Please keep us posted and please tell your friend how much she is loved.

Please tell her that Jesus already died for her so that she doesn't have to do all over again.
 
Last edited:
Pray,make it know your there for real not that fake mess,don't judge if she goes over the same things over and over again. Remove anything from area that could be used to harm herself. Don't be harsh or make her feel as though things are going to instantly get better.

If she does anything do not forsake her. That is the worst freaking feeling in the world. Be around her as much as possible. It will take some time and investment in her. Help her see that there is much more greater things than what her situation hold.

I speak from experience on this matter 15 attempts at my own life and yet God.
 
Nothing helpful to add, but I know EXACTLY what she is feeling with what I have been going through lately. I see why people have suicidal thoughts and/or become alcoholics or a drug addict.

I hope you are able to help her :yep:
 
I've been there PLEASE listen to this women. You can save her life! Dont be scared or afraid. GOD will arm you will everything you need. The words will pour from your heart out of your mouth! Please do something!
 
Sorry I didn't have a chance to get online yesterday.

Thank you all for your prayers and advice. She doesn't have a church home in our city, so she's agreed to talk to my pastor about some of her problems. It's one of our friends' birthday on Friday, so we'll be spending all weekend together, and then she'll meet with my pastor Sunday evening.

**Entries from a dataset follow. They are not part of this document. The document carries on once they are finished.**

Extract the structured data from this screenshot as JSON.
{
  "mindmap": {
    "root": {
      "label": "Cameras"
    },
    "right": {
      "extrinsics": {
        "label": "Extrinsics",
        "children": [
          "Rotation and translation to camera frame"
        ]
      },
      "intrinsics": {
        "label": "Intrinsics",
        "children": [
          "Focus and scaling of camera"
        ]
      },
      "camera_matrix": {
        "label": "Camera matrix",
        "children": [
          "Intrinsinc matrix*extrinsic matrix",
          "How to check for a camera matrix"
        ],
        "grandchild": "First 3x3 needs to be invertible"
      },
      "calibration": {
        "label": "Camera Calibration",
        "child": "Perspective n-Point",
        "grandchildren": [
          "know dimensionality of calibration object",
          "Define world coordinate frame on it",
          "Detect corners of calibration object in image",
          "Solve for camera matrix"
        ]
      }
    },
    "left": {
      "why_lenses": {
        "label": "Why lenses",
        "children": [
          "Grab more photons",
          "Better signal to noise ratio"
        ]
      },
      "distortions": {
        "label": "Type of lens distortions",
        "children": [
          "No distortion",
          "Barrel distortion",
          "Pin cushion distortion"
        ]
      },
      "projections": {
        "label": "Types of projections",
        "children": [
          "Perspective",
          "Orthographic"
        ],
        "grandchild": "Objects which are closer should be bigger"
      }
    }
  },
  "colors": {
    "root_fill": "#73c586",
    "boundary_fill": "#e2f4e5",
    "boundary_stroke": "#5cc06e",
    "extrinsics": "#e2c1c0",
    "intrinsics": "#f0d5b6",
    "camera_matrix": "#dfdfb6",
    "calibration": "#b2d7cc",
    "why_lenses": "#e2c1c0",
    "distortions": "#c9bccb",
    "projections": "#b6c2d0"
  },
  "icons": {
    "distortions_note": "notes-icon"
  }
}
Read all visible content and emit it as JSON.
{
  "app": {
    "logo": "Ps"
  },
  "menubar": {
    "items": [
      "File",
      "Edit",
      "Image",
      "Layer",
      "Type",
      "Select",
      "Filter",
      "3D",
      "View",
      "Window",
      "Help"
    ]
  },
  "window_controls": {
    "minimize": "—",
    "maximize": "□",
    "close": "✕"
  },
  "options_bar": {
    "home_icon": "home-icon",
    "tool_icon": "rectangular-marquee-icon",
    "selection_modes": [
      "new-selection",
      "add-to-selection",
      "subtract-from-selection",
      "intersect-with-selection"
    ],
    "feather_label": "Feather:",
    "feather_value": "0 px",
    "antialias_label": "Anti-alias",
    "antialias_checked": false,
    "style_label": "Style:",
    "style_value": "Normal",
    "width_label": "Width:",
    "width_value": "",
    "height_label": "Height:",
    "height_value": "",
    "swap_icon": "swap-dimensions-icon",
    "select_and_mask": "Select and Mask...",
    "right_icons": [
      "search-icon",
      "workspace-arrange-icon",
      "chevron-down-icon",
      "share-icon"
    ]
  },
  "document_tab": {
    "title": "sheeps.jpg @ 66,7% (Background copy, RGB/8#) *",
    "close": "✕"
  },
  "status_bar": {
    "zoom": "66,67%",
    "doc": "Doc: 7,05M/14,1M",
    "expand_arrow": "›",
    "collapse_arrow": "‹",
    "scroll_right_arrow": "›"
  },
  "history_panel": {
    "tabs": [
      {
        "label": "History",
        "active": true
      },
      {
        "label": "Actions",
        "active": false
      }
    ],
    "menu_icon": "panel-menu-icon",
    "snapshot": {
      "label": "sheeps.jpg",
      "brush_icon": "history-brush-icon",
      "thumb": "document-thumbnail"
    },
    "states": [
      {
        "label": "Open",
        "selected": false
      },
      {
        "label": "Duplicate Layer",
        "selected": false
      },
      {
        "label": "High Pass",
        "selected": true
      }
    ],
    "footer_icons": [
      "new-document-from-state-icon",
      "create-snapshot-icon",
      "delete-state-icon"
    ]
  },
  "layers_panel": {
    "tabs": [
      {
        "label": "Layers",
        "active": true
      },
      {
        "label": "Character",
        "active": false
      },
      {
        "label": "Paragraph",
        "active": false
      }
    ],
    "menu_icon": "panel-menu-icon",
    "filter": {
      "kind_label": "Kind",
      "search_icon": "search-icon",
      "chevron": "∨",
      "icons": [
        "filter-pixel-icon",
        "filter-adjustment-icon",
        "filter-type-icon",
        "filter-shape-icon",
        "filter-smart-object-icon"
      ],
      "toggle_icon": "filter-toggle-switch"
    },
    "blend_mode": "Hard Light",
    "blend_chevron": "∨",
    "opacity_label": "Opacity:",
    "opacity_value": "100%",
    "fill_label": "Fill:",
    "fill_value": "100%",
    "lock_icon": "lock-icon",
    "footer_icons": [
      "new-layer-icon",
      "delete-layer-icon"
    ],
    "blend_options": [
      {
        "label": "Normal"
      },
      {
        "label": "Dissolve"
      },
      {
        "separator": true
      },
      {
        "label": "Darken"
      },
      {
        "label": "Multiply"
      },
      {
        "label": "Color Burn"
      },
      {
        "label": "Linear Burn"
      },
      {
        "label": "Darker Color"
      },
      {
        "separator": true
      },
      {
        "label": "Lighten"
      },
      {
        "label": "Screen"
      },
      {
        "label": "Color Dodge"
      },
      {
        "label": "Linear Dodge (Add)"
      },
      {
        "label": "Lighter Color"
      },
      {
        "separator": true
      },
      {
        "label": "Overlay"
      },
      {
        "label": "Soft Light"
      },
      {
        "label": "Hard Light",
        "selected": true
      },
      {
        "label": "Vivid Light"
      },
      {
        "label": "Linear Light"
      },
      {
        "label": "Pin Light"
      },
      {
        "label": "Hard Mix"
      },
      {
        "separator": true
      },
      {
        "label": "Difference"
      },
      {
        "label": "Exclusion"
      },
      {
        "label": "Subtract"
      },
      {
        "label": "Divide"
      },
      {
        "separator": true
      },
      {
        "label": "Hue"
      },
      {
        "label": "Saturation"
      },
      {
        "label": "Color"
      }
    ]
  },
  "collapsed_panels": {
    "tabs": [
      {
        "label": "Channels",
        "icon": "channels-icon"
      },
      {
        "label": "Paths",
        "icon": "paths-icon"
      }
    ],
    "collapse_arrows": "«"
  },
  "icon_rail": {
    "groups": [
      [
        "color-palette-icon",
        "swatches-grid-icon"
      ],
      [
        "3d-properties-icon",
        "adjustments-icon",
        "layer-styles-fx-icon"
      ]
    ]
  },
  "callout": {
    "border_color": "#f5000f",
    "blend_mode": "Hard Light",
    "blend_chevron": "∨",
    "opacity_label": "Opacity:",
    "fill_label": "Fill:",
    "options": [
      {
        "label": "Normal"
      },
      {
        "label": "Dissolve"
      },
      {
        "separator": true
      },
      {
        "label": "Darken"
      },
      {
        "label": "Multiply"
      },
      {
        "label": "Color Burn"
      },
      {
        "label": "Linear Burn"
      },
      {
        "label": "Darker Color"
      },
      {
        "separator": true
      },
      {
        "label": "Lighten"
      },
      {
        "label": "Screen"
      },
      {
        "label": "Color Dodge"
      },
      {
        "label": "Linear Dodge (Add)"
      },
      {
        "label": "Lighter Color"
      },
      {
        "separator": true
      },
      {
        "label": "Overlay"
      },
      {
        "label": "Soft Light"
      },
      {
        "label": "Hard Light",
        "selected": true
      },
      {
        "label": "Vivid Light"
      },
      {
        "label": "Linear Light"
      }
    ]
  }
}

I think the rest of us have taken the stance that we just need to be supportive and continue to encourage her.
 
Please tell her to get into therapy or voluntary commit herself into the hospital. She needs help. This isnt about her situation. She is majorly depressed. When you are that way you cant see clearly. She needs help and medication to releave her symptoms. A crisis line is a good idea but it doesnt help too much. If she wants god to help her she needs to be proactive in her healing. He will guide her down the right road if she asks for clarity.

She needs therapy and fast. If she is talking about it she will do it. Do you know if shes been planning what she would do to commit suicide?
 
Sorry I didn't have a chance to get online yesterday.

Thank you all for your prayers and advice. She doesn't have a church home in our city, so she's agreed to talk to my pastor about some of her problems. It's one of our friends' birthday on Friday, so we'll be spending all weekend together, and then she'll meet with my pastor Sunday evening.

I think the rest of us have taken the stance that we just need to be supportive and continue to encourage her.
So what else have you done to make sure she will not take her life in between that time? As others have said, even if you have to call 911 DO IT!!

From you OP this sounds serious so I hope that there is someone with her at all time or some type of professional intervention. Its great that she is going to talk to your pastor but she also needs someone who is educated in suicide and suicide prevention to make sure she doesn't harm herself:nono:

I am really praying for your friend. I hope she pulls out of this.